4.9. Fluorescence Detection of Ecto-CRT
24 h after plasma treatment, A549 cells were collected and washed with blocking buffer (2% FBS in PBS) and incubated with rabbit anti-human calreticulin antibody (Thermo Fisher Scientific) in blocking buffer (1:200 dilution) at room temperature, in the dark, for 30 min. The cells were then washed twice with blocking buffer and incubated with Alexa Fluor 488 conjugated goat anti-rabbit IgG (Thermo Fisher Scientific.) secondary antibody (1:500 dilution in blocking buffer) in the dark, at room temperature, for 40 min. At the end of the incubation, the cells were washed twice and analyzed by image cytometry and FCS software version 4. Representative histograms were plotted and normalized to the number of cells detected. Data are represented as the percentage of cells positive for surface CRT staining or the difference in percent from the untreated cells.

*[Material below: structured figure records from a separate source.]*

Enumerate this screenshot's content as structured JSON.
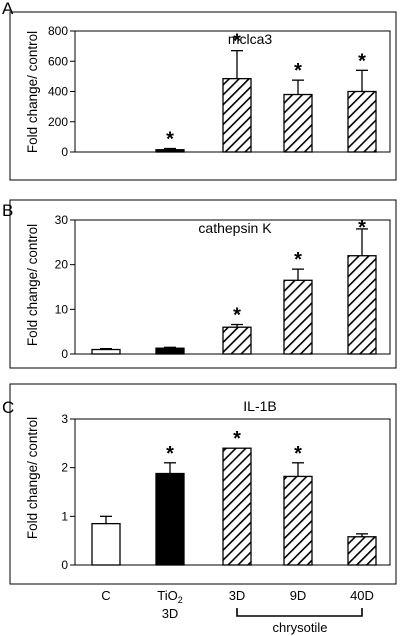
{
  "chart_data": [
    {
      "type": "bar",
      "panel_label": "A",
      "title": "mclca3",
      "ylabel": "Fold change/ control",
      "ylim": [
        0,
        800
      ],
      "yticks": [
        "0",
        "200",
        "400",
        "600",
        "800"
      ],
      "categories": [
        "C",
        "TiO2 3D",
        "3D",
        "9D",
        "40D"
      ],
      "values": [
        0,
        15,
        485,
        380,
        400
      ],
      "errors": [
        0,
        8,
        185,
        95,
        140
      ],
      "significance": [
        false,
        true,
        true,
        true,
        true
      ]
    },
    {
      "type": "bar",
      "panel_label": "B",
      "title": "cathepsin K",
      "ylabel": "Fold change/ control",
      "ylim": [
        0,
        30
      ],
      "yticks": [
        "0",
        "10",
        "20",
        "30"
      ],
      "categories": [
        "C",
        "TiO2 3D",
        "3D",
        "9D",
        "40D"
      ],
      "values": [
        1.0,
        1.3,
        6.0,
        16.5,
        22.0
      ],
      "errors": [
        0.2,
        0.2,
        0.6,
        2.5,
        6.0
      ],
      "significance": [
        false,
        false,
        true,
        true,
        true
      ]
    },
    {
      "type": "bar",
      "panel_label": "C",
      "title": "IL-1B",
      "ylabel": "Fold change/ control",
      "ylim": [
        0,
        3
      ],
      "yticks": [
        "0",
        "1",
        "2",
        "3"
      ],
      "categories": [
        "C",
        "TiO2 3D",
        "3D",
        "9D",
        "40D"
      ],
      "values": [
        0.85,
        1.88,
        2.4,
        1.82,
        0.58
      ],
      "errors": [
        0.15,
        0.22,
        0.0,
        0.28,
        0.06
      ],
      "significance": [
        false,
        true,
        true,
        true,
        false
      ]
    }
  ],
  "x_axis": {
    "labels": [
      "C",
      "TiO",
      "3D",
      "9D",
      "40D"
    ],
    "tio2_subscript": "2",
    "tio2_second_line": "3D",
    "group_label": "chrysotile"
  },
  "bar_styles": [
    "white",
    "black",
    "hatch",
    "hatch",
    "hatch"
  ],
  "significance_marker": "*",
  "colors": {
    "ink": "#000000",
    "background": "#ffffff"
  }
}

4.10. Statistical Analysis
Each experiment was performed with a minimum of three replicates and repeated at least twice unless otherwise stated. Data are presented as mean ± SEM. Statistical analysis was performed in GraphPad Prism 6 (GraphPad Software, La Jolla, CA, USA) using one-way ANOVA with post hoc Dunnett’s or Tukey’s multiple comparisons test. A two-way ANOVA test was also used with post hoc Sidak’s or Tukey’s multiple comparisons test. p < 0.05 Was considered significant. Only statistically significant comparisons are indicated in the figures.